Jean-Michel Deiss, ein origineller Mensch, der aus Bergheim stammt, versucht die Dinge in Bewegung zu bringen. Nicht nur mit einem Pinot noir Burlenberg, der mit einem Ertrag von 35 Hektolitern pro Hektar den großen Burgundern Konkurrenz macht, sondern auch mit dem Versuch, Wein durch den Anbau aller Rebsorten des Elsass auf dem ton- und kalkhaltigen Boden des "grand cru" von Altenberg zu kultivieren. 17 Hektoliter pro Hektar, 13,5 % und 120 Gramm Restzucker für einen revolutionären Wein ist eine Herausforderung, zu der das INAO von Colmar seine Zustimmung gegeben hat. (Theoretisch wurde bisher die Bezeichnung "grand cru" nur für Muskat, Gewürztraminer, Riesling und Tokayer vergeben).

Dégustation

Das Leben der Winzer von Colmar? Sicherlich besteht es nicht nur aus dem Weinhandel und der Arbeit im Weinberg, sondern auch in der Entspannung, mit den beiden ersten Argumenten als Entschuldigung. "Als unsere Urgroßeltern 1898, vor über hundert Jahren, die Weinbörse gründeten, geschah das um die elsässische Identität während der preußischen Besetzung zu wahren, um neue Absatzmärkte zu finden, um gemeinsam den Wein zu verkaufen, aber auch, um gemeinsam an einem Tisch zu sitzen und ein Glas zu trinken."
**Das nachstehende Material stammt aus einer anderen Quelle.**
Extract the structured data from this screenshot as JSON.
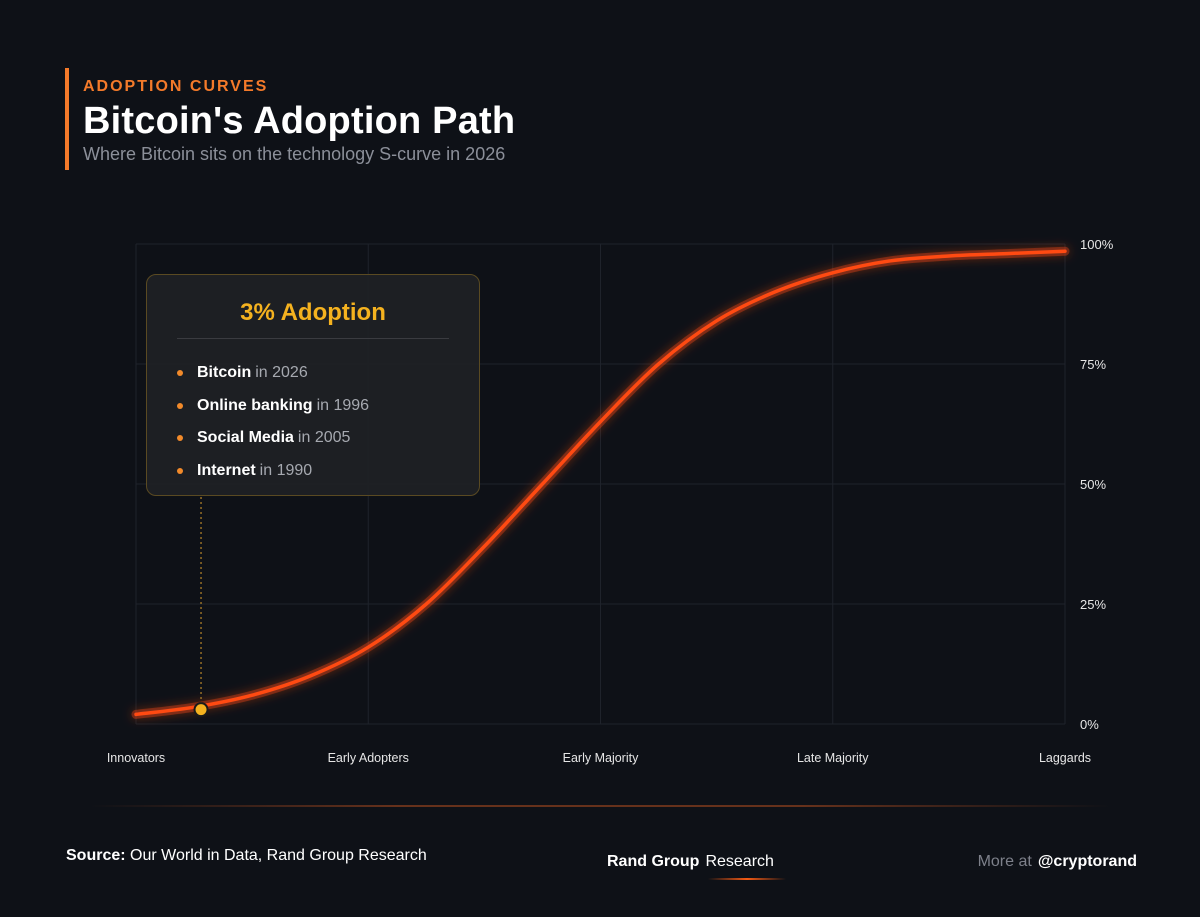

Paul Gingliner, Besitzer von 12 ha in Eguisheim, ist einer der fünfundzwanzig Nachkommen der hundert Gründer der Weinbörse, die vor einem Jahrhundert ins Leben gerufen wurde. Er ist ihr heutiger Generalsekretär: "Es handelte sich  einst darum, den Wein dort zu verkaufen, wo die Touristen waren. Und damals gingen sie eher nach Colmar als in unsere Dörfer." Gleichzeitig nutzten die Winzer aus den verschiedenen Dörfern die Gelegenheit, um in den beiden Restaurants "Maison des Têtes" und "Bartholdi" schöne und gediegene Festessen abzuhalten. Diese beiden Restaurants gehören zum architektonischen Erbe der Stadt und sind beide Eigentum der Weinbörse.